Wednesday, February 13, 2008

Winter Blahs

Well, this post was going to be all about my wonderful hubby and how much I love him. Not that that has changed...at all!....but today being the third ice day in a row has gotten me feeling kind of ick. You'd think days off school are great and I'd be thankful, but not so much (as discussed previously). Especially today and half a day yesterday when Adam went back to work, it's just kinda lonely and boring. I never thought I was one who minded being alone, but it's definitely much nicer to have days off with companionship.

Well yesterday I was all geared up to write about what a blessing my dear Adam has been to me. Each morning I wake up and thank God for him, and what a gift our love for each other is. I miss him when he's gone, but in the past eight (eight!) years we've learned to cope with that. In fact, one of the best things about our relationship, I think, is that we had plenty of time to work through a lot of "stuff" before we actually got married. I'm not saying it was ideal by any means, but it was right for us. Why am I on this tangent now? Well, yesterday I had a lot of time on my hands and I was thinking all day about this particular topic. I guess some of that Valentine spirit crept in! Even though my mood's not quite as buoyant now, it's still true and I still wanted to put the thought down. I'm sure I'll wax more poetic (?) later.
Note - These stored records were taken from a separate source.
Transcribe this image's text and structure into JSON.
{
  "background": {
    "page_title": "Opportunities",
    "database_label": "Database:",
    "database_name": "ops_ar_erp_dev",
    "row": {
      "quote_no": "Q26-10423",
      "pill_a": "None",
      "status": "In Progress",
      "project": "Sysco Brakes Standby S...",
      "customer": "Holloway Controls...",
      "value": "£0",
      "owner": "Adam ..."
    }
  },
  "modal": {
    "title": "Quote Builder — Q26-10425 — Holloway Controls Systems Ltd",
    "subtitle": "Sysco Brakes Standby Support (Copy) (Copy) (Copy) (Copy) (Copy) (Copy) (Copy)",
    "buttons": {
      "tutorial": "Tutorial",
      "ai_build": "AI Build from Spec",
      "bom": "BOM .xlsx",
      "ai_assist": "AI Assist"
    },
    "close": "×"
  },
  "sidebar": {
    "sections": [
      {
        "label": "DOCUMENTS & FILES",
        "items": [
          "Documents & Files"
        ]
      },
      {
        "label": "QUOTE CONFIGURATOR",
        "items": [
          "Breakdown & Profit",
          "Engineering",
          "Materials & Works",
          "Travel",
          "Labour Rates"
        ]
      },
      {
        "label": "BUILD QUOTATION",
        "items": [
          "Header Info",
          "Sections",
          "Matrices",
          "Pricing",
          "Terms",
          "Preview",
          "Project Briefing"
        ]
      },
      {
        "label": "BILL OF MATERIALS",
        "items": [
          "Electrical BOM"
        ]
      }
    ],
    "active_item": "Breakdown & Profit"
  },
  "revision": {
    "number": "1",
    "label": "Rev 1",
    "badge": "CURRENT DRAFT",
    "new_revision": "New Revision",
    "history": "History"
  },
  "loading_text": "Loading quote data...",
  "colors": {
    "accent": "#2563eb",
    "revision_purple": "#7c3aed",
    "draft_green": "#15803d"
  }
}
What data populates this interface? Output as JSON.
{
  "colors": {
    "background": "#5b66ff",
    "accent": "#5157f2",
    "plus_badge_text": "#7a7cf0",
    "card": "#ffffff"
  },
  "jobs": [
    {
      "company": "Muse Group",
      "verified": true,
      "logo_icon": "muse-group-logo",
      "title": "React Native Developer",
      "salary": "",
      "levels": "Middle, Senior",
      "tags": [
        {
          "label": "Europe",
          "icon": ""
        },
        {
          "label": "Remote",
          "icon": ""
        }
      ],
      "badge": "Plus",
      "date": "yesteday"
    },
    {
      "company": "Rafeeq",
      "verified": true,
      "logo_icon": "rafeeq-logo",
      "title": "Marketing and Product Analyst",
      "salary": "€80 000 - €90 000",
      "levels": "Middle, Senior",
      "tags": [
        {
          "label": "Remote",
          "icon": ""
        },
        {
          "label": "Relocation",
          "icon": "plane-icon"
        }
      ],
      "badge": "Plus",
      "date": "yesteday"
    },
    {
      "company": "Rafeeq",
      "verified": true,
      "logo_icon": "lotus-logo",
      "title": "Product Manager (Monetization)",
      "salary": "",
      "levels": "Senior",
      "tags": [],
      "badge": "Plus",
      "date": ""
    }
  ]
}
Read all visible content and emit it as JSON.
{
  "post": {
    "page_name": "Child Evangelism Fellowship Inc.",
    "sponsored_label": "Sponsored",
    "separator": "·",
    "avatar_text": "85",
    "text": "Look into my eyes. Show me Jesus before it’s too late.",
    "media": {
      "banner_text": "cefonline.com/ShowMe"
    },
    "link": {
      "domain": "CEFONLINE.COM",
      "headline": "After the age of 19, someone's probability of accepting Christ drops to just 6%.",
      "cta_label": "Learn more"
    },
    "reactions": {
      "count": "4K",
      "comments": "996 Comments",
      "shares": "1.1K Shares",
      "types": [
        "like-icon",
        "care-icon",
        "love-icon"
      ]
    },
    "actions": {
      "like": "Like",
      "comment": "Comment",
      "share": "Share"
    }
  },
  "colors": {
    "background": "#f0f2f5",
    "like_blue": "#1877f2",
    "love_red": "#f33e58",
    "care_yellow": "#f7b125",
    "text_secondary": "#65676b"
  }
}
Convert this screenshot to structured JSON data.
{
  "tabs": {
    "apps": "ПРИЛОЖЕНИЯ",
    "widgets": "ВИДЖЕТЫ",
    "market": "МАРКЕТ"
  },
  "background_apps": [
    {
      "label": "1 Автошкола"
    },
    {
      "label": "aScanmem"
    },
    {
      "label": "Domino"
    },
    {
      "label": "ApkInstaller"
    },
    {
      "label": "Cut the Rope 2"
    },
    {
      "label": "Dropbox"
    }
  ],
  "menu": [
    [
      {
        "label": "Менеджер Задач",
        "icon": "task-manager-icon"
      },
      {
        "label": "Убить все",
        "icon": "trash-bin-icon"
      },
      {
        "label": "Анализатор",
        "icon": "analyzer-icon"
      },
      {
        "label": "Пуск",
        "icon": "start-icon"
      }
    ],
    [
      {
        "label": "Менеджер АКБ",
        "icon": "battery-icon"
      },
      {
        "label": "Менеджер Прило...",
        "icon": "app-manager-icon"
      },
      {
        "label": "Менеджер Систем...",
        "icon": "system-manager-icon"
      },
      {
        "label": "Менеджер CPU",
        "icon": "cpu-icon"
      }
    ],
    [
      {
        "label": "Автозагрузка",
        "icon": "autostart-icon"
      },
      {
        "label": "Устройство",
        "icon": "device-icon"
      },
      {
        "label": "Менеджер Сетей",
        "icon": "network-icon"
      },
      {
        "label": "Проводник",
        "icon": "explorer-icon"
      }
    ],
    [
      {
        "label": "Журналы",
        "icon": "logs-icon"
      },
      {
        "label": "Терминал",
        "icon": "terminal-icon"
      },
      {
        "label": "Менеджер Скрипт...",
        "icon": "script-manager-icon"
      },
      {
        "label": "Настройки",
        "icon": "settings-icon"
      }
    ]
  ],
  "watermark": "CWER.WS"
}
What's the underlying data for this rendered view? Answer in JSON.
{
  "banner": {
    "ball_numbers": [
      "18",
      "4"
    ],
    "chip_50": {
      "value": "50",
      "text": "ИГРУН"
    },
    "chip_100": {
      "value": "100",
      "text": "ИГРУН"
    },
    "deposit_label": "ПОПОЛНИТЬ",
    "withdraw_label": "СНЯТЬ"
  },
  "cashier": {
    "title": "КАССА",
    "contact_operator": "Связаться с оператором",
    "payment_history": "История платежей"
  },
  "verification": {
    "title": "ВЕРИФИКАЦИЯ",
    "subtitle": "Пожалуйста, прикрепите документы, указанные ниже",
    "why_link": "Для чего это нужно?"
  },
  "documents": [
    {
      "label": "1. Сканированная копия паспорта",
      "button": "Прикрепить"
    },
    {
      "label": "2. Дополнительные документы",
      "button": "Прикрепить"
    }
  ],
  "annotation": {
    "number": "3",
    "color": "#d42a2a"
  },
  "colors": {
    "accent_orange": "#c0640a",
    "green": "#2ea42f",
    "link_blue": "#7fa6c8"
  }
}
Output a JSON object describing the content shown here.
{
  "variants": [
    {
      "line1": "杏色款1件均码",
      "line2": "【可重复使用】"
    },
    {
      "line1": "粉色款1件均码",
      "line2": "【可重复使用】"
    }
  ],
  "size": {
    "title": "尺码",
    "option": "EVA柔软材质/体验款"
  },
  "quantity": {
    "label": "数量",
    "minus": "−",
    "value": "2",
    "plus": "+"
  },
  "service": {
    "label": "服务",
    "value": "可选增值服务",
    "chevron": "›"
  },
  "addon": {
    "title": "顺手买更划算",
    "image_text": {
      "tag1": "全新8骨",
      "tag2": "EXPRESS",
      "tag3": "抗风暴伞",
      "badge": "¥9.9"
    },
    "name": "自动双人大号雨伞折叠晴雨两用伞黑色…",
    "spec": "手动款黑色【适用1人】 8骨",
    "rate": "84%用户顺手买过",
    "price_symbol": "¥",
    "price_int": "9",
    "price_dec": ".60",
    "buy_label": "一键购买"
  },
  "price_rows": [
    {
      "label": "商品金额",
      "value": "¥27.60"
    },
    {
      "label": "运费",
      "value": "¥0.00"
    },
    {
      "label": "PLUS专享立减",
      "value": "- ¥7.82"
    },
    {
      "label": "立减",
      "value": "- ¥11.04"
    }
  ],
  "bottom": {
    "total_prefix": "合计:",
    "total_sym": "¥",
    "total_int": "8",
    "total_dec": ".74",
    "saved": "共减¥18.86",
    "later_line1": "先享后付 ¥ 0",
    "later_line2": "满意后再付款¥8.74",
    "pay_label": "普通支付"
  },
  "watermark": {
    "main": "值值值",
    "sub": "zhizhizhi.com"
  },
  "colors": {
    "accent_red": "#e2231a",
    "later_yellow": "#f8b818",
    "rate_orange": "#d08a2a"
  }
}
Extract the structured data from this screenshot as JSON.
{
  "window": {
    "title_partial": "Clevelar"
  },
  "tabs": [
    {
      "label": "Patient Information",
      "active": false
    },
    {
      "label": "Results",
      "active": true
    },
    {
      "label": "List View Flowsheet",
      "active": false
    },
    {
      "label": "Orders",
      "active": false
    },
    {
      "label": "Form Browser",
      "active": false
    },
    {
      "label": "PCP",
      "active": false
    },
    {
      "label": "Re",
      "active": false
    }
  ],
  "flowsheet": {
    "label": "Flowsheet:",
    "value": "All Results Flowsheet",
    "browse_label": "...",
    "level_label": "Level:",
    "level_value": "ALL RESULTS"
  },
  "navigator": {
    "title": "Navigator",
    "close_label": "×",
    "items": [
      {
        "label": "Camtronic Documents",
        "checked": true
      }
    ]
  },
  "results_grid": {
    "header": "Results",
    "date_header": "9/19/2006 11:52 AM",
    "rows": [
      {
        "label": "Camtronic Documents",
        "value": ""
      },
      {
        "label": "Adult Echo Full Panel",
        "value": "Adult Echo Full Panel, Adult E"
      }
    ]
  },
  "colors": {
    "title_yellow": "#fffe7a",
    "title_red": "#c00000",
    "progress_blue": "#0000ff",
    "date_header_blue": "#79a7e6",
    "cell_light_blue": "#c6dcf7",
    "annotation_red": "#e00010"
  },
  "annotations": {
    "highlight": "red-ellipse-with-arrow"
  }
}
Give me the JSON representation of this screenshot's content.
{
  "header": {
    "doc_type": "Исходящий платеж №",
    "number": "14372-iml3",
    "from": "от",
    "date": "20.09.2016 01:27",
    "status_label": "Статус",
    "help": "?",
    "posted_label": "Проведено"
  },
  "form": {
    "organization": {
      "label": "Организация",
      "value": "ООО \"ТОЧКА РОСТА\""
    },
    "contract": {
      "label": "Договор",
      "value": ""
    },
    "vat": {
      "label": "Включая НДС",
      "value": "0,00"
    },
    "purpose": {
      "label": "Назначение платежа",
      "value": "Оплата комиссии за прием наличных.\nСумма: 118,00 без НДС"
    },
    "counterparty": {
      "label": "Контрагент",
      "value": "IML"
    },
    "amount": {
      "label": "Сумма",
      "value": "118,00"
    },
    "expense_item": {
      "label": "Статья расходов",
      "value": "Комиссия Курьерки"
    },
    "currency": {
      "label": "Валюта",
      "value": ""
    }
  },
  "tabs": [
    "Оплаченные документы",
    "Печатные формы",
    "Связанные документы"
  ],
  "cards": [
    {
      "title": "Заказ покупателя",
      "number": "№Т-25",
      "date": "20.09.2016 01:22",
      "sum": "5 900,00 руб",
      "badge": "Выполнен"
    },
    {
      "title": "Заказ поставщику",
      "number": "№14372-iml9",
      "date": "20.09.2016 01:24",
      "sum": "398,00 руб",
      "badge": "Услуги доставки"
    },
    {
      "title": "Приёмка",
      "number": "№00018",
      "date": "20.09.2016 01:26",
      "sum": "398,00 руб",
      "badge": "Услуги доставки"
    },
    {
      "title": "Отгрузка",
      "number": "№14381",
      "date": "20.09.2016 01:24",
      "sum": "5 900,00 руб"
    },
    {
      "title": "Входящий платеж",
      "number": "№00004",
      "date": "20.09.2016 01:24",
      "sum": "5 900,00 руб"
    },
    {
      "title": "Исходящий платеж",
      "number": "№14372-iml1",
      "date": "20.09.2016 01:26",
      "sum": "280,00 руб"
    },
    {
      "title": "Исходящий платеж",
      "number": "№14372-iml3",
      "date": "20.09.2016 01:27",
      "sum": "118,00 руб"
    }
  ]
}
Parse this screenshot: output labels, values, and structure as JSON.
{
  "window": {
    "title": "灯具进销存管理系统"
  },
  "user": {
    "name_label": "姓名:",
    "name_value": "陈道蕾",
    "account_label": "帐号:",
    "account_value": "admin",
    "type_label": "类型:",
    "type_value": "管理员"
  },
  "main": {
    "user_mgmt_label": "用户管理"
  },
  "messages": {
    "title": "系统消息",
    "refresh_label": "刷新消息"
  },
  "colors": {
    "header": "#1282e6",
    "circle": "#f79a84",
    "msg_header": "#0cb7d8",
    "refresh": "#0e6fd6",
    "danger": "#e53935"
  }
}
What does one do with days off of school? Well, at least today I was a tad more productive. I cleaned house and showered, which is more than I've done in the past several days! I ran a couple of errands and yesterday I made some pretty darn good potato soup. So, basically I did all the stuff I might do on a Saturday but had been putting off for days. I'm reading a lot, too. Let's just say I'm ready to have some structure tomorrow.

So the reason this post is titled the winter blahs, is that I guess I get this way every winter. I remember last January's ice storm, I felt so icky the whole time. I could hardly even enjoy my days off. That's kind of how I was feeling today. The sun was even shining, but it's just not the same. I'll be soooooooo glad for spring!